Causes & Risk Factors

Stroke subtypes, vascular risk factors, and the racial disparities that shape who gets strokes and who gets optimal care.

Ischemic Stroke (85%)
  • Atrial fibrillation — the most important cardioembolic cause; emboli from left atrial appendage thrombus; AF accounts for ~20% of ischemic strokes; anticoagulation prevents; the continuation decision is a primary hospice conversation[10]
  • Large artery atherosclerosis — carotid and vertebral artery plaque; stenosis causing embolism or thrombosis; the most common mechanism of anterior circulation stroke
  • Small vessel disease — lacunar infarcts from penetrating artery occlusion; hypertension-related lipohyalinosis; multiple lacunes cause vascular dementia
  • Cardioembolism — AF, mechanical valves, dilated cardiomyopathy, valvular disease, PFO
  • Cryptogenic (20–30%) — no identified cause; ESUS (embolic stroke of undetermined source) increasingly recognized
  • Hypercoagulable states — antiphospholipid syndrome, factor V Leiden, protein C/S deficiency — particularly in younger stroke patients
Hemorrhagic Stroke (15%) & Risk Factors
  • Intracerebral hemorrhage (ICH) — hypertensive vasculopathy is the most common cause; rupture of deep penetrating arteries; basal ganglia, thalamus, brainstem, cerebellum; amyloid angiopathy causing lobar ICH in elderly; anticoagulation-related ICH; volume is the primary determinant of outcome[11]
  • Subarachnoid hemorrhage (SAH) — ruptured berry aneurysm; sudden severe "thunderclap" headache; high mortality and morbidity
  • Hypertension — single most important modifiable risk factor; present in 70–80% of stroke patients
  • Other vascular risk factors: diabetes mellitus, hyperlipidemia, tobacco smoking, obesity, physical inactivity, excessive alcohol, sleep apnea, prior TIA

❤️ For families: "Why did this happen?"

Stroke is a disease of blood vessels — not something anyone chose or caused. High blood pressure, heart rhythm problems, and vascular disease are the most common reasons. Many strokes happen despite years of treatment and medication compliance. This is not anyone's fault. There is nothing your family member did or failed to do that caused this to happen. Strokes happen because blood vessels age, weaken, and fail — and some people are more vulnerable than others based on genetics, blood pressure, and heart rhythm conditions that may have been present for decades.

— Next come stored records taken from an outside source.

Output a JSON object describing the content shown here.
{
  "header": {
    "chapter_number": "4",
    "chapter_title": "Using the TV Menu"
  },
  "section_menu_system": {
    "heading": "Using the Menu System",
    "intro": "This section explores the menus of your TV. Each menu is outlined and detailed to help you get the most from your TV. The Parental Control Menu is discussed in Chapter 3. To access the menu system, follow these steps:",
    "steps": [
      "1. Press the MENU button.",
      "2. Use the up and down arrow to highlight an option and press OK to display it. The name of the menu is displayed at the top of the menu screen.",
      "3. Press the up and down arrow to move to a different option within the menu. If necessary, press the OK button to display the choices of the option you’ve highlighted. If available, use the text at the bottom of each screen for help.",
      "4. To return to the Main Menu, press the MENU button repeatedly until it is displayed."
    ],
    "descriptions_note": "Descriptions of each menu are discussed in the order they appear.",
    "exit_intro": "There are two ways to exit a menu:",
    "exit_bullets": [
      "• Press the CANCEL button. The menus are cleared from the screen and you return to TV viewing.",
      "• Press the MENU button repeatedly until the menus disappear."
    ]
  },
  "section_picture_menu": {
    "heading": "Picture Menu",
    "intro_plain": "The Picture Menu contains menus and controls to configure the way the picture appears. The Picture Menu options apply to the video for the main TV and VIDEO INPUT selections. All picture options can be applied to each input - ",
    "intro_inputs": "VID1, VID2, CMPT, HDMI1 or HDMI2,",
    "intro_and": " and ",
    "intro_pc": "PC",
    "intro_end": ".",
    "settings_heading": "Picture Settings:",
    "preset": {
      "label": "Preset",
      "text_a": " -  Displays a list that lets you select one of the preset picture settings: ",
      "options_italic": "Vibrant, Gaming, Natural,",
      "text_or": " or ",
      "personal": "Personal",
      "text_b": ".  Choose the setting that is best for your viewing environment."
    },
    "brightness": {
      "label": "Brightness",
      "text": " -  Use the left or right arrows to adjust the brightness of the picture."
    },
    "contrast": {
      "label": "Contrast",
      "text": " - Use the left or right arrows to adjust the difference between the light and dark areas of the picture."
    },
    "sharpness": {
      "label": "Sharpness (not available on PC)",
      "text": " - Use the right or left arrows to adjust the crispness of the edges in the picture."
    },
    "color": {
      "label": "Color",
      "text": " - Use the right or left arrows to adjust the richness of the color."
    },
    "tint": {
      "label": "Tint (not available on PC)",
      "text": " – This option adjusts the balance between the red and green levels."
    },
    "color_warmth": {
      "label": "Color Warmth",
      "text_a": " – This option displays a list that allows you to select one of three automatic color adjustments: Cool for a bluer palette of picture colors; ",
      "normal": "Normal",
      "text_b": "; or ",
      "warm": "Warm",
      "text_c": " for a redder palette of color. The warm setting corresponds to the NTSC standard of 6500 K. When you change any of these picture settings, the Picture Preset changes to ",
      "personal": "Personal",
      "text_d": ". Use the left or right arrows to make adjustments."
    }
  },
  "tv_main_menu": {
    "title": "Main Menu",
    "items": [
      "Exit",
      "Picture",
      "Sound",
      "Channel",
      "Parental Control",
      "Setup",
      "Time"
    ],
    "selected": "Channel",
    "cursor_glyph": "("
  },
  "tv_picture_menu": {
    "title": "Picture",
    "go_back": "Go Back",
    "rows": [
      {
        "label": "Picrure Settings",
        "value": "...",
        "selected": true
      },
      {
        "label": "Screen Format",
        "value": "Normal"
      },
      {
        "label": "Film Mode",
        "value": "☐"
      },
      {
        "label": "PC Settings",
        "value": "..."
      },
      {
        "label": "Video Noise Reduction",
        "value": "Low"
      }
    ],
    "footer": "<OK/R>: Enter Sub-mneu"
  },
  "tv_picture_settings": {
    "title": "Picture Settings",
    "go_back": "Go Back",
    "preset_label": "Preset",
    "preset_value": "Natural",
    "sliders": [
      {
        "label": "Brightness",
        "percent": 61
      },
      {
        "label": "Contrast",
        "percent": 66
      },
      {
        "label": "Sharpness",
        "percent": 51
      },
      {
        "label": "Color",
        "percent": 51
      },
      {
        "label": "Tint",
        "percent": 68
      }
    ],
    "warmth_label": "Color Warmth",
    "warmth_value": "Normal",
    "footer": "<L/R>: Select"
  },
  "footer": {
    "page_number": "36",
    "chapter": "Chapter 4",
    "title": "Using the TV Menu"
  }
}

⚕ Clinician note: Racial disparities in stroke

Black Americans have a stroke incidence 2× higher than white Americans, develop strokes at younger ages, and have higher stroke mortality. Hispanic Americans face 1.5× the stroke risk. These disparities are driven by higher rates of hypertension, diabetes, and obesity — themselves products of structural determinants including healthcare access, food environment, and chronic stress — compounded by documented disparities in acute stroke treatment (lower thrombolysis and thrombectomy rates), rehabilitation access, and palliative care referral. The hospice clinician must be aware that the post-stroke patient from a marginalized community may have experienced delayed acute treatment, inadequate secondary prevention, and limited rehabilitation — and may carry justified medical mistrust into the hospice relationship.[12]

Treatments & Procedures

Acute stroke treatments completed before hospice and secondary prevention medications to assess at enrollment. Understanding prior therapy helps anticipate complications.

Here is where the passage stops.